Hugly reached up and tapped a jar. “That’s harubic. Don’t touch it. You’ll die.” He picked up a vase and pulled the top, putting it in Fetter’s face. “This is tillup weed. Isha Maera puts this on Foster’s feet cracks.”

Fetter recoiled and made a face at the acrid smell.

“This is the hot cellar,” Hugly said waving his arm at the room. He quickly dropped a rope-tied bucket over the raised edge and with a controlled slippage through his hands, he let it down into the dark. It splashed far at the bottom and then he hauled it up, hand over hand, until the bucket reappeared, full of steaming hot water. He poured this into the bucket Fetter brought.

“You can drink it, but it tastes bad.” Hugly was always excited to explain things to Fetter, who had been friends with him long enough to know that Hugly knew many things and explained them well.

Fetter picked up the luminary and shook it bright. “Why’s it green?” he asked with a grin of intrigue and his thin black eyebrows drawn up high.

“It has thistle in it. White light hurts ‘em,” he said, indicating the jars. The brightness quickly settled down to a glow.

Hugly took the luminary out of Fetter’s hand and shook it again. “It doesn’t stay,” he said, just before his eyes grew large and his mouth fell open in the light. He had just realized something. “Don’t tell anyone about the hot cellar,” he spoke this in a slow whisper, as is eyes stayed wide. “Mister Foster says don’t tell no one. Promise. Promise.” He put his hand out forming a ring with his long finger and thumb, but Fetter didn’t understand.

Hugly set the luminary down and put his hand back out. “You have to make it,” he instructed.

Fetter made the same finger ring, and Hugly linked to it.

“Make it,” he said, showing the bond. “…and don’t break it. Mamma says never break a promise,” he said this, as he fully realized that he had just broken his promise to Foster without thinking.

“I promise,” Fetter said, understanding.

“Wait here,” Hugly said, taking the full bucket, ascending the stairs, and disappearing.

After a minute or so, he reappeared at the top of the steps and called Fetter up. While still within the split, he turned Fetter around and lifted him by his waist into a dark area of the ceiling, instructing him to pull himself up.

Fetter felt around above him, finding a handhold with which he lifted himself up into a black space. All that Fetter could see was a dim spot of light in the direction he had come.

Hugly followed him up and shook a luminary that filled the small room they were in with yellow light. There was a sudden movement on the walls. Hugly reacted with a speed that startled Fetter, launching himself toward the back wall, where he palm smashed the hard bodies of two fat spiders with a double crunch. The abdomens were as large as Fetter’s head. He looked at the fallen writhing bodies and the goo marks left on the walls. Then looking about, he came to realize that in the blindingly fast motion, Hugly had set the luminary in its shiny backed cubby, stepped around a table, which he shoved against the wall to kill a first spider, before the two larger spiders he killed with his hands.
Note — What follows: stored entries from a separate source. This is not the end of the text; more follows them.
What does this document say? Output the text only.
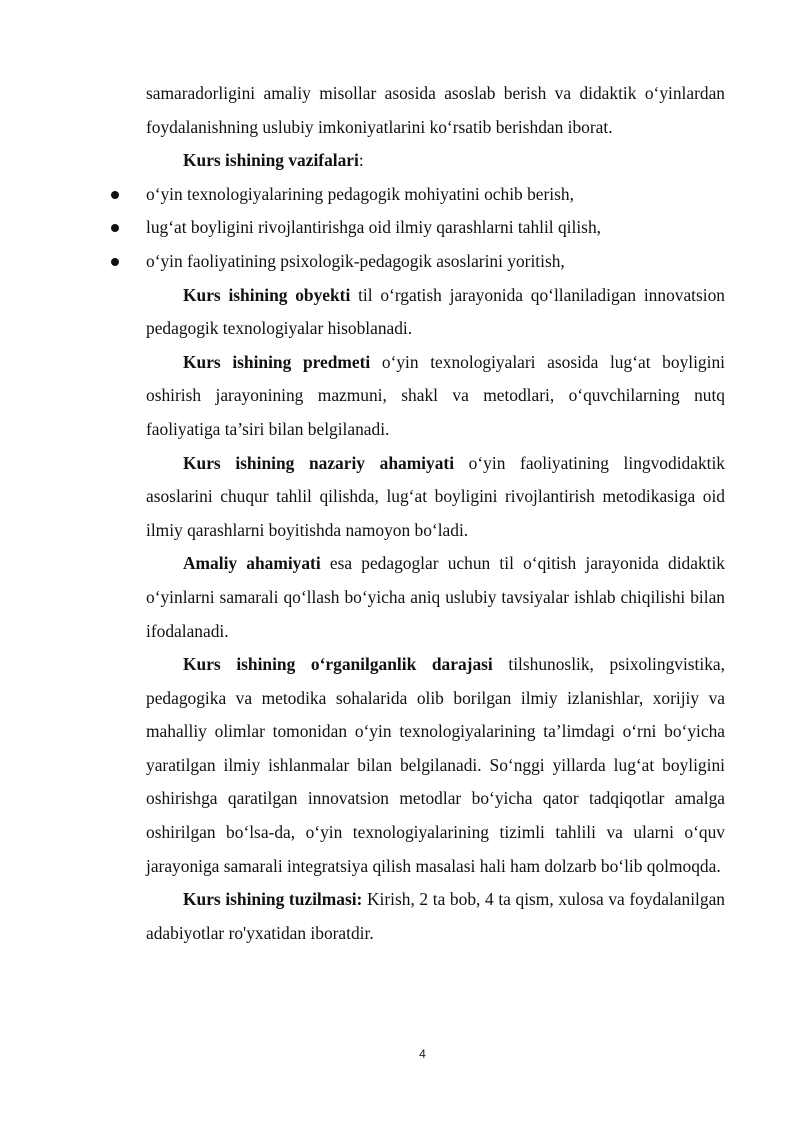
samaradorligini amaliy misollar asosida asoslab berish va didaktik o‘yinlardan foydalanishning uslubiy imkoniyatlarini ko‘rsatib berishdan iborat.

Kurs ishining vazifalari:

o‘yin texnologiyalarining pedagogik mohiyatini ochib berish,
lug‘at boyligini rivojlantirishga oid ilmiy qarashlarni tahlil qilish,
o‘yin faoliyatining psixologik-pedagogik asoslarini yoritish,

Kurs ishining obyekti til o‘rgatish jarayonida qo‘llaniladigan innovatsion pedagogik texnologiyalar hisoblanadi.

Kurs ishining predmeti o‘yin texnologiyalari asosida lug‘at boyligini oshirish jarayonining mazmuni, shakl va metodlari, o‘quvchilarning nutq faoliyatiga ta’siri bilan belgilanadi.

Kurs ishining nazariy ahamiyati o‘yin faoliyatining lingvodidaktik asoslarini chuqur tahlil qilishda, lug‘at boyligini rivojlantirish metodikasiga oid ilmiy qarashlarni boyitishda namoyon bo‘ladi.

Amaliy ahamiyati esa pedagoglar uchun til o‘qitish jarayonida didaktik o‘yinlarni samarali qo‘llash bo‘yicha aniq uslubiy tavsiyalar ishlab chiqilishi bilan ifodalanadi.

Kurs ishining o‘rganilganlik darajasi tilshunoslik, psixolingvistika, pedagogika va metodika sohalarida olib borilgan ilmiy izlanishlar, xorijiy va mahalliy olimlar tomonidan o‘yin texnologiyalarining ta’limdagi o‘rni bo‘yicha yaratilgan ilmiy ishlanmalar bilan belgilanadi. So‘nggi yillarda lug‘at boyligini oshirishga qaratilgan innovatsion metodlar bo‘yicha qator tadqiqotlar amalga oshirilgan bo‘lsa-da, o‘yin texnologiyalarining tizimli tahlili va ularni o‘quv jarayoniga samarali integratsiya qilish masalasi hali ham dolzarb bo‘lib qolmoqda.

Kurs ishining tuzilmasi: Kirish, 2 ta bob, 4 ta qism, xulosa va foydalanilgan adabiyotlar ro'yxatidan iboratdir.

4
The spiders never knew what hit them. Hugly picked them up by their legs to remove them from the room. The limp abdomens were smooth and gray and bulbous. “Girls,” he informed Fetter, holding up the larger two. He dropped down out of the room with a ‘thwap’ of a landing and then returned without them. “They come inside when it’s cold.”

Fetter lurched at this, as a shiver went up his spine.

The room was round and the floor uneven. While it was much larger than the landing at the bottom of the stairs, it was much colder, given that the spring warmth bypassed it at its opening. And given also that it was at the north tree side, it would never receive direct sunlight. Wood and paper boxes were stacked against the walls—all coated in beeswax.

Fetter reached into his pocket and pulled out something round and blue, of a size that easily fit in the hand. He held it out in his palm for Hugly. “Mamma picked this… Can you…?” He couldn’t find the words in his embarrassment.

Hugly took it quickly, as a very concerned looked crossed his face. “Isha Maera’s onlong,” he said, recognizing it. “This is most important.” He looked at Fetter, who stood there hoping. “Stand firm,” Hugly said to him, knitting his brow and gripping Fetter’s shirt with a fist that moved him a bit. “I’ll do it,” he said reassuringly.